If you are at a party where you don’t know many people, having a buddy system is a good idea. Designate a friend, male or female, whom you keep an eye on, and who keeps an eye on you, to make sure you are both safe.

Be aware of drinks as well. Women, don’t accept drinks from people you don’t know, or at least watch them pour it, and don’t leave your drink unattended. Some people I know suggest that women hold their cups by the rim, with their fingers over the top, as opposed to the base of the cup. This makes it much more difficult for an assailant to discreetly drop roofies or other drugs into the drink. Some of my female friends feel that this is crossing the line from prepared to paranoid, but again, go with your intuition and do what feels safe.

Men, you are also responsible for preventing people from drugging drinks. Make it clear to all of your friends that any kind of assault is completely unacceptable. That goes beyond roofies. Taking advantage of a woman who is drunk, who doesn’t consent, or is incapable of consenting, is not acceptable. Make sure you and your friends not only know this is unacceptable but keep an eye out for other men who seem to be doing this, and be ready to intervene and put a stop to it. As I said earlier, though, dealing with the problem in the moment is dealing with the symptoms.

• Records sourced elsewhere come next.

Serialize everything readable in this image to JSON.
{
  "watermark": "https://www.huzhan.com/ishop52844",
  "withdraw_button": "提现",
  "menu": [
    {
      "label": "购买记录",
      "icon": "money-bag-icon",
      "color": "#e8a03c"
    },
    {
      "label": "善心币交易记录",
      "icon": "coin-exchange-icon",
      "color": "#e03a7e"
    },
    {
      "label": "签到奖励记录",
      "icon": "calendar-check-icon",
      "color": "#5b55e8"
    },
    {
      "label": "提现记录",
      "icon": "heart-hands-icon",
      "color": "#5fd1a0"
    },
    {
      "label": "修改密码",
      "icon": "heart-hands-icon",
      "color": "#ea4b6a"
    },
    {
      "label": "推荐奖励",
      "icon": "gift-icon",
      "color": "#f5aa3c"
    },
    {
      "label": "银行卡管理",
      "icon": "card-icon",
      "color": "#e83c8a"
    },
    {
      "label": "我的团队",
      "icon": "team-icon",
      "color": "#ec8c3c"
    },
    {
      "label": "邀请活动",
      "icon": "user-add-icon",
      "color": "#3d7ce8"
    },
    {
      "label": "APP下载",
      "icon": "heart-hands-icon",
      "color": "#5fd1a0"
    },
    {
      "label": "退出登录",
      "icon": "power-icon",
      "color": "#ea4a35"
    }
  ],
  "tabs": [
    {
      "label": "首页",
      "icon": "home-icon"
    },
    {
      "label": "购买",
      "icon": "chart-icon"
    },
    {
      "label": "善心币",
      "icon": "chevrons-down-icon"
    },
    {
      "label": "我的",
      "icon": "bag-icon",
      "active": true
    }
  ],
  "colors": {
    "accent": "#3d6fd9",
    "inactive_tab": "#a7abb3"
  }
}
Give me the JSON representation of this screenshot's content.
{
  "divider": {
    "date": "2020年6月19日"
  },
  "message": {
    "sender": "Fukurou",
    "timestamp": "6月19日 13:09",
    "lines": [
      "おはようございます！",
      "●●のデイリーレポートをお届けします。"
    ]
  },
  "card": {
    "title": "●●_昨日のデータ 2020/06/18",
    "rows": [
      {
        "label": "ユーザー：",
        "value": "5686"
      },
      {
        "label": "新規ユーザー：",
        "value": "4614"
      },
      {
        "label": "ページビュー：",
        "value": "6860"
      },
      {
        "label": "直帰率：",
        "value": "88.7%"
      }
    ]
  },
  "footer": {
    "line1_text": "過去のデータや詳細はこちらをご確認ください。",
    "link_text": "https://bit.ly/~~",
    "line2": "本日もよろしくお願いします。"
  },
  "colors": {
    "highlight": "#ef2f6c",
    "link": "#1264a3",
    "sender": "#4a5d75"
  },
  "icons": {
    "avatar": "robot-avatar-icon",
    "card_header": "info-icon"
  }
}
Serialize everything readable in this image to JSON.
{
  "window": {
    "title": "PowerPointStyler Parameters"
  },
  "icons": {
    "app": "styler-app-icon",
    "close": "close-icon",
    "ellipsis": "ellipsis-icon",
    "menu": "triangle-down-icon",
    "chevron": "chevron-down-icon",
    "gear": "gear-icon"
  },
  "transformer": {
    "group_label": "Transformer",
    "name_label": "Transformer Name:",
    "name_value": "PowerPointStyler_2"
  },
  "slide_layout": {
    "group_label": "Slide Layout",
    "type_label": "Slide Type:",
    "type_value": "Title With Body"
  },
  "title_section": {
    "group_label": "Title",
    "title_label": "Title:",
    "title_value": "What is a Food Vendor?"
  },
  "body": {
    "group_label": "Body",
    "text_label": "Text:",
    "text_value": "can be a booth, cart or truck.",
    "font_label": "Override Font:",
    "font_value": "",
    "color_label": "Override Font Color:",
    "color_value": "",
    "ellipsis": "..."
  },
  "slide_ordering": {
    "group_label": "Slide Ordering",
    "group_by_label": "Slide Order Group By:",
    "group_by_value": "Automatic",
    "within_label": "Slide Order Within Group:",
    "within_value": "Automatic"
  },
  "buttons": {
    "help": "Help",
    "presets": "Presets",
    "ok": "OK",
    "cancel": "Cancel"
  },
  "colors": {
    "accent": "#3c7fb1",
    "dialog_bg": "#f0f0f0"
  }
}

People very dear to me have been victims of rape, and I’d like to see all rapists keel-hauled. Alas, tying somebody up, throwing them off the front of a ship so the ship runs them over, and in the process cheese-grates them on the barnacles along the hull counts as cruel and unusual punishment. Lawyers tell me that is “unconstitutional.”

I used to work at the Special Collections and Archives Research Center at Oregon State University. I looked through a lot of old university and student publications during my time there, and I can honestly say we’ve come a long way dealing with the problem of sexual assaults against women. However, we’ve still got a very long way to go.

As  I mentioned earlier, there will always be a problem, because certain types of mental illness exist. However, the people who are physically incapable of understanding right from wrong are a small minority. Most  sexual assault is perpetrated by men who ought to know better. Men and women must help break down the culture that condones or tolerates such barbarism.